What, then, are backbenchers to make of it all? Firstly, it is worth reminding ourselves what Leveson came up with. Did he advocate a system of regulation that would have made a 20th Century dictator proud? Not a bit of it. He proposed a self-regulatory system of press regulation whose membership would remain voluntary, but with some incentives for those who join the system rather than remaining outside. The independent regulator should be verified by an independent board whose sole job will be to check that the regulatory system was working as it should. This part of the Leveson Report really has nothing to do with the day-to-day work of journalists. Of far greater relevance to their work are the Leveson proposals that relate to data protection, which I have huge reservations about and which are not the subject of tomorrow’s debate.
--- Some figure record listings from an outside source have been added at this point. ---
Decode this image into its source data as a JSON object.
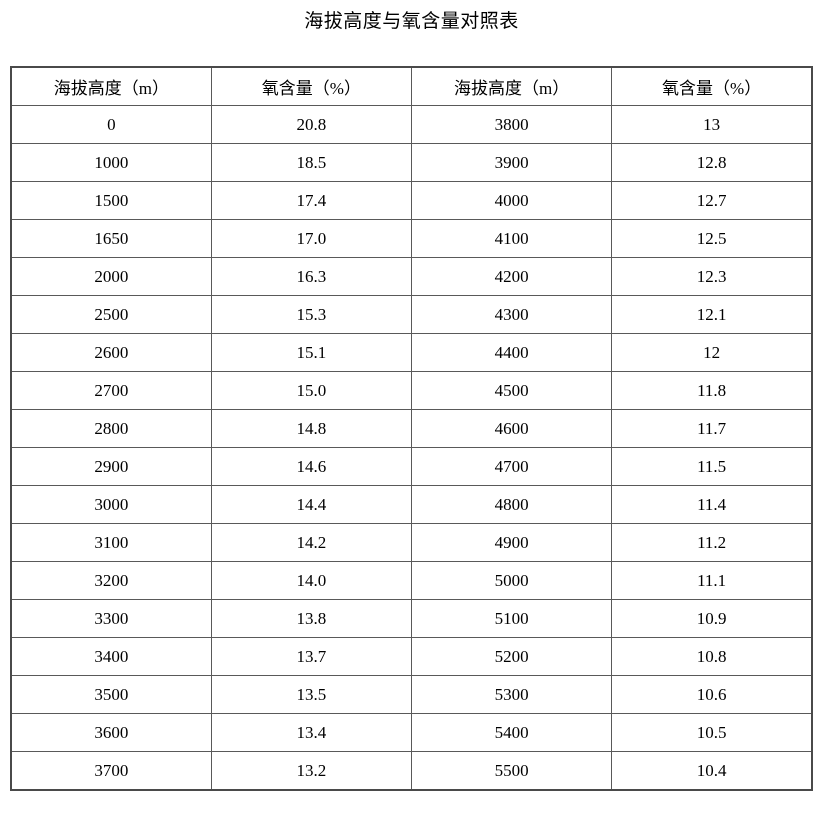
{
  "title": "海拔高度与氧含量对照表",
  "table": {
    "headers": [
      "海拔高度（m）",
      "氧含量（%）",
      "海拔高度（m）",
      "氧含量（%）"
    ],
    "rows": [
      [
        "0",
        "20.8",
        "3800",
        "13"
      ],
      [
        "1000",
        "18.5",
        "3900",
        "12.8"
      ],
      [
        "1500",
        "17.4",
        "4000",
        "12.7"
      ],
      [
        "1650",
        "17.0",
        "4100",
        "12.5"
      ],
      [
        "2000",
        "16.3",
        "4200",
        "12.3"
      ],
      [
        "2500",
        "15.3",
        "4300",
        "12.1"
      ],
      [
        "2600",
        "15.1",
        "4400",
        "12"
      ],
      [
        "2700",
        "15.0",
        "4500",
        "11.8"
      ],
      [
        "2800",
        "14.8",
        "4600",
        "11.7"
      ],
      [
        "2900",
        "14.6",
        "4700",
        "11.5"
      ],
      [
        "3000",
        "14.4",
        "4800",
        "11.4"
      ],
      [
        "3100",
        "14.2",
        "4900",
        "11.2"
      ],
      [
        "3200",
        "14.0",
        "5000",
        "11.1"
      ],
      [
        "3300",
        "13.8",
        "5100",
        "10.9"
      ],
      [
        "3400",
        "13.7",
        "5200",
        "10.8"
      ],
      [
        "3500",
        "13.5",
        "5300",
        "10.6"
      ],
      [
        "3600",
        "13.4",
        "5400",
        "10.5"
      ],
      [
        "3700",
        "13.2",
        "5500",
        "10.4"
      ]
    ]
  },
  "colors": {
    "background": "#ffffff",
    "text": "#000000",
    "grid_line": "#595959",
    "outer_border": "#4a4a4a"
  },
  "chart_data": {
    "type": "table",
    "title": "海拔高度与氧含量对照表",
    "columns": [
      "海拔高度（m）",
      "氧含量（%）"
    ],
    "altitude_m": [
      0,
      1000,
      1500,
      1650,
      2000,
      2500,
      2600,
      2700,
      2800,
      2900,
      3000,
      3100,
      3200,
      3300,
      3400,
      3500,
      3600,
      3700,
      3800,
      3900,
      4000,
      4100,
      4200,
      4300,
      4400,
      4500,
      4600,
      4700,
      4800,
      4900,
      5000,
      5100,
      5200,
      5300,
      5400,
      5500
    ],
    "oxygen_percent": [
      20.8,
      18.5,
      17.4,
      17.0,
      16.3,
      15.3,
      15.1,
      15.0,
      14.8,
      14.6,
      14.4,
      14.2,
      14.0,
      13.8,
      13.7,
      13.5,
      13.4,
      13.2,
      13,
      12.8,
      12.7,
      12.5,
      12.3,
      12.1,
      12,
      11.8,
      11.7,
      11.5,
      11.4,
      11.2,
      11.1,
      10.9,
      10.8,
      10.6,
      10.5,
      10.4
    ]
  }
}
It is worth recalling why the Prime Minister decided to appoint an Inquiry in the first place, too. Some parts of our national press were behaving in ways that affected the lives of innocent people, who were not able to gain appropriate redress for the wrongs that had been done to them. Recourse to costly court actions in libel and breach of privacy remain far out of the reach of most of us, and for the victims of phone hacking, the fact that they remained unaware of this abuse for years made it impossible for the police and criminal justice system to take action too. After years and years of final chances, crunch time has surely come.
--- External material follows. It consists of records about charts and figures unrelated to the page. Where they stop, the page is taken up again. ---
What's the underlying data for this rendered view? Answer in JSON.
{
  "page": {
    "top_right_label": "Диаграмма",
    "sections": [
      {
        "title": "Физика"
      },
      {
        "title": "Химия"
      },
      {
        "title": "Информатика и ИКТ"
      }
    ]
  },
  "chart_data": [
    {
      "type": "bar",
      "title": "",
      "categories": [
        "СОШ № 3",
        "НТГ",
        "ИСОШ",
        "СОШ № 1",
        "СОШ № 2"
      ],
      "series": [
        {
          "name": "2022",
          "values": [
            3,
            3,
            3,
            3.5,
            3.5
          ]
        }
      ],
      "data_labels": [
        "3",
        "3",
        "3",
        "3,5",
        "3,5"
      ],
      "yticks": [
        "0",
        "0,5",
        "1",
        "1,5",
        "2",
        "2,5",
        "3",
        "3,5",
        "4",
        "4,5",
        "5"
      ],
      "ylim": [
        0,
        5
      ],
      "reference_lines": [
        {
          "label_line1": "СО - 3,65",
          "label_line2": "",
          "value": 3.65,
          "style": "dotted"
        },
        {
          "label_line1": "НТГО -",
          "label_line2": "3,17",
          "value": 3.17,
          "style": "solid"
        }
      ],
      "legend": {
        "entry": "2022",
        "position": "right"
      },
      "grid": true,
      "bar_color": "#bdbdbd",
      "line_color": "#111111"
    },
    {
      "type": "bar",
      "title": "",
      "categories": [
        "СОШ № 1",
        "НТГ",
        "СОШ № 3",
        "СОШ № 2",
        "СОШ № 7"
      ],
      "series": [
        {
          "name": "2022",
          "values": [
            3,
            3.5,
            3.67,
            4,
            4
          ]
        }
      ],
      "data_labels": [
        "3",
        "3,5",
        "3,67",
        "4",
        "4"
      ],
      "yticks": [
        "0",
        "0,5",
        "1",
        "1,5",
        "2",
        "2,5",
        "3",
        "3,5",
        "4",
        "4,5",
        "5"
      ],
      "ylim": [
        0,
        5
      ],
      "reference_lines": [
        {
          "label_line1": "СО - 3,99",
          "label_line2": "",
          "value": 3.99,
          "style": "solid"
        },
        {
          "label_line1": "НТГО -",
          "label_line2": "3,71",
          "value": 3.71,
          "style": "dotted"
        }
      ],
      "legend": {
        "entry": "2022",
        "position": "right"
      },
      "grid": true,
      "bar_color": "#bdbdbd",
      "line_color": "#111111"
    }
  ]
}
In this endgame, then, what is left to debate? Having read both the Government’s draft Royal Charter and that proposed by the Labour Party, the differences between them can hardly be described as massive. I believe that the nature of the differences between the two documents boils down to two key issues: whether or not appointments to the new Regulator should be truly independent of the press and whether the new regulator should have the power to “direct” appropriate remedial action by those in breach of their standards (Lib/Lab Charter), as opposed to having the power to “require” appropriate remedial action (Government Charter).
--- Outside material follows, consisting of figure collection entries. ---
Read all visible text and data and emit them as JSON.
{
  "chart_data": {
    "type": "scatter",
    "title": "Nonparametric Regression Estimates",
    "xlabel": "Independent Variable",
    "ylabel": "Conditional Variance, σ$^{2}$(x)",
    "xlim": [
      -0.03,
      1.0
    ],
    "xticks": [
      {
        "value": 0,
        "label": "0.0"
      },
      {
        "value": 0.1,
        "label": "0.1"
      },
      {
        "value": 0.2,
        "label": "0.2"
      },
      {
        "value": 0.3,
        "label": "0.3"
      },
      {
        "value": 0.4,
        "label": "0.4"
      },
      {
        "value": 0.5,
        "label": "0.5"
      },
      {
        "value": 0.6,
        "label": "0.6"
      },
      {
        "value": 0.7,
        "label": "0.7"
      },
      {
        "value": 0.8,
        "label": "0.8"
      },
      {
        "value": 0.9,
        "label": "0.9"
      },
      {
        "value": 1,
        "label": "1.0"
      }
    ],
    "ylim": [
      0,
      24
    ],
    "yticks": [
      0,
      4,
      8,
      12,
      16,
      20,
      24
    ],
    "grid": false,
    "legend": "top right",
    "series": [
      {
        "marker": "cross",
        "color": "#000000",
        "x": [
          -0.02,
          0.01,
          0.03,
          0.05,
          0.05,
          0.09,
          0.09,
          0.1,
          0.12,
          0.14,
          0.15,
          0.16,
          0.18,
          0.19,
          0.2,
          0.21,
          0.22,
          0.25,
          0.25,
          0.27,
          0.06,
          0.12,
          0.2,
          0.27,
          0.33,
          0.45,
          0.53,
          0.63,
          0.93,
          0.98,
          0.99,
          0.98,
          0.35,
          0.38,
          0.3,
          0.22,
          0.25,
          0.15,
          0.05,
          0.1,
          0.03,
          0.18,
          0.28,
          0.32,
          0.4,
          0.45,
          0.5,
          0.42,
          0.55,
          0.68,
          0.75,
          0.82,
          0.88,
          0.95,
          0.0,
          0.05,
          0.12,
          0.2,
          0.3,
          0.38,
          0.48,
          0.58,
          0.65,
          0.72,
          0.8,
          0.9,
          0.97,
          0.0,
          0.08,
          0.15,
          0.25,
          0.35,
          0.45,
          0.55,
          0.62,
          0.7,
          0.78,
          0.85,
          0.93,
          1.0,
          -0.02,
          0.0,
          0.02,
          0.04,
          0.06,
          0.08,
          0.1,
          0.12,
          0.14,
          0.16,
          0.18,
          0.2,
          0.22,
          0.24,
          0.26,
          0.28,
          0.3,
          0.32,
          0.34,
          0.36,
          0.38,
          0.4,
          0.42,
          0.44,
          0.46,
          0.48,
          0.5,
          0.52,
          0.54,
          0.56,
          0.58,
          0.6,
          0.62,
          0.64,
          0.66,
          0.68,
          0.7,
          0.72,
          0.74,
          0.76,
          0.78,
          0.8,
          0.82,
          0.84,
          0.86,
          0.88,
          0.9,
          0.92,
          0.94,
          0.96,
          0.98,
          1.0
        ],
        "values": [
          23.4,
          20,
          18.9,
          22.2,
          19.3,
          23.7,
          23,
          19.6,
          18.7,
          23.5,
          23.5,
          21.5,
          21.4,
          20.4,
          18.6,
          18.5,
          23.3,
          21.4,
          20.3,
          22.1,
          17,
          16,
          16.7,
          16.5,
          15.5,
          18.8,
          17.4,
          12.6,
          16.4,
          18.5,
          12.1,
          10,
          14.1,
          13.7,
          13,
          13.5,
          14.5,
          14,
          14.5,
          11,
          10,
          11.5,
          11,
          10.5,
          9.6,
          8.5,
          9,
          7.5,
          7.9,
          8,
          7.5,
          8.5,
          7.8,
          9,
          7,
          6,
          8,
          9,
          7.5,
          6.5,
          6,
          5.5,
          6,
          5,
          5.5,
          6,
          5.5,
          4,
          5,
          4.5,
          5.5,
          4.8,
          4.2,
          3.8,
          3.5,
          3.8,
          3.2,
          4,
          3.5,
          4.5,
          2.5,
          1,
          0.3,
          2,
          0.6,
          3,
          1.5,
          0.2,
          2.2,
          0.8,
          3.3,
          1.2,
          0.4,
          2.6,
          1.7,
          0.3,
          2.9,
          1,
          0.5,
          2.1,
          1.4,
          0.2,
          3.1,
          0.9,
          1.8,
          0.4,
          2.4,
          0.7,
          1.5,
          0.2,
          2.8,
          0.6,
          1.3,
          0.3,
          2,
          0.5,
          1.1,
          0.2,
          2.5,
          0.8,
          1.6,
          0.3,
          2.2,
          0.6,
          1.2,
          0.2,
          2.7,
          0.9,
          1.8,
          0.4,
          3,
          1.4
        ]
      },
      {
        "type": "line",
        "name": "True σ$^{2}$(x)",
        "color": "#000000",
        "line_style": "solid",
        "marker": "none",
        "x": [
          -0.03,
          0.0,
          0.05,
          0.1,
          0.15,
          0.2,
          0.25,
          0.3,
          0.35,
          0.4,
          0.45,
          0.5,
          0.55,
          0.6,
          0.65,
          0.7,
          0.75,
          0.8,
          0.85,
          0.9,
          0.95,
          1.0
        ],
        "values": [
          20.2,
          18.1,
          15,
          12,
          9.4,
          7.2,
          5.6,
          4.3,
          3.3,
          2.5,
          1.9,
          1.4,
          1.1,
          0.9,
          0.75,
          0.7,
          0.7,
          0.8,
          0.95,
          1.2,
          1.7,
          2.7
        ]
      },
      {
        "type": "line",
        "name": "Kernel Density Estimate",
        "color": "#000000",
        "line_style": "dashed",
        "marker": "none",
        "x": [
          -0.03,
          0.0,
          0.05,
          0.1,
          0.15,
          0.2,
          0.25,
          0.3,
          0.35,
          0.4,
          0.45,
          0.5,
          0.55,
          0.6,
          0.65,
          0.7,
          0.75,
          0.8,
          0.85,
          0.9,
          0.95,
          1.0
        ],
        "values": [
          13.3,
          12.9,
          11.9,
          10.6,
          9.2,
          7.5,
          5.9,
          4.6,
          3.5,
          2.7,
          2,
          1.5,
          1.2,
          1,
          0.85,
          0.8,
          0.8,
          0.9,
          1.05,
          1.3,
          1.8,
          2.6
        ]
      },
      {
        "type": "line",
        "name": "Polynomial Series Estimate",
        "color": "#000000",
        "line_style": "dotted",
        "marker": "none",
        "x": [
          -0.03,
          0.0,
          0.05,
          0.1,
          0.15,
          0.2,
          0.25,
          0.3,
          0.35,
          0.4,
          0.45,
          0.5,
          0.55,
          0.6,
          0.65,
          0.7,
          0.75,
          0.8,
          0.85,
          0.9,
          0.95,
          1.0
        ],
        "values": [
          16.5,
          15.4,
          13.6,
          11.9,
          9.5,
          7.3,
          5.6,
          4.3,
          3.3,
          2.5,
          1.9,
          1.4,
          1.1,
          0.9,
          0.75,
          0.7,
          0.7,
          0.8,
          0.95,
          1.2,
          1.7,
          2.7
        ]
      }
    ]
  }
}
A truly independent regulator simply has to be able to make appointments in a way that does not give the industry that it is supposed to be regulating an effective veto. As for “require” versus “direct”, people can be forgiven for believing them to be one and the same thing. There is, however, a small but important difference. A “direction” implies mandatory compliance, which is essential if we are to see appropriate remedies for breaches, such as apologies printed with an equal degree of prominence as the original article.
The essence of the argument is no longer a question of whether there should be any legislative underpinning, but a matter of how far this underpinning should go. By tabling about a dozen amendments creating a regime of aggravated damages and increased costs that will apply to those media outlets that choose not to come within the new regulatory system, the Government has already crossed its legislative Rubicon. The Opposition amendments, which already have the support of the Lib Dems and other minority parties, represent a position that, in the absence of a final deal on the terms of a Royal Charter, will be necessary to set out in legislation the terms of reference for an independent regulator that would otherwise have been contained within a Charter. I hope that an agreement can be reached that delivers the Leveson principles. A debate in the Commons could be full of sound and fury, but if it ends up signifying nothing then that will be a damaging failure for all of us.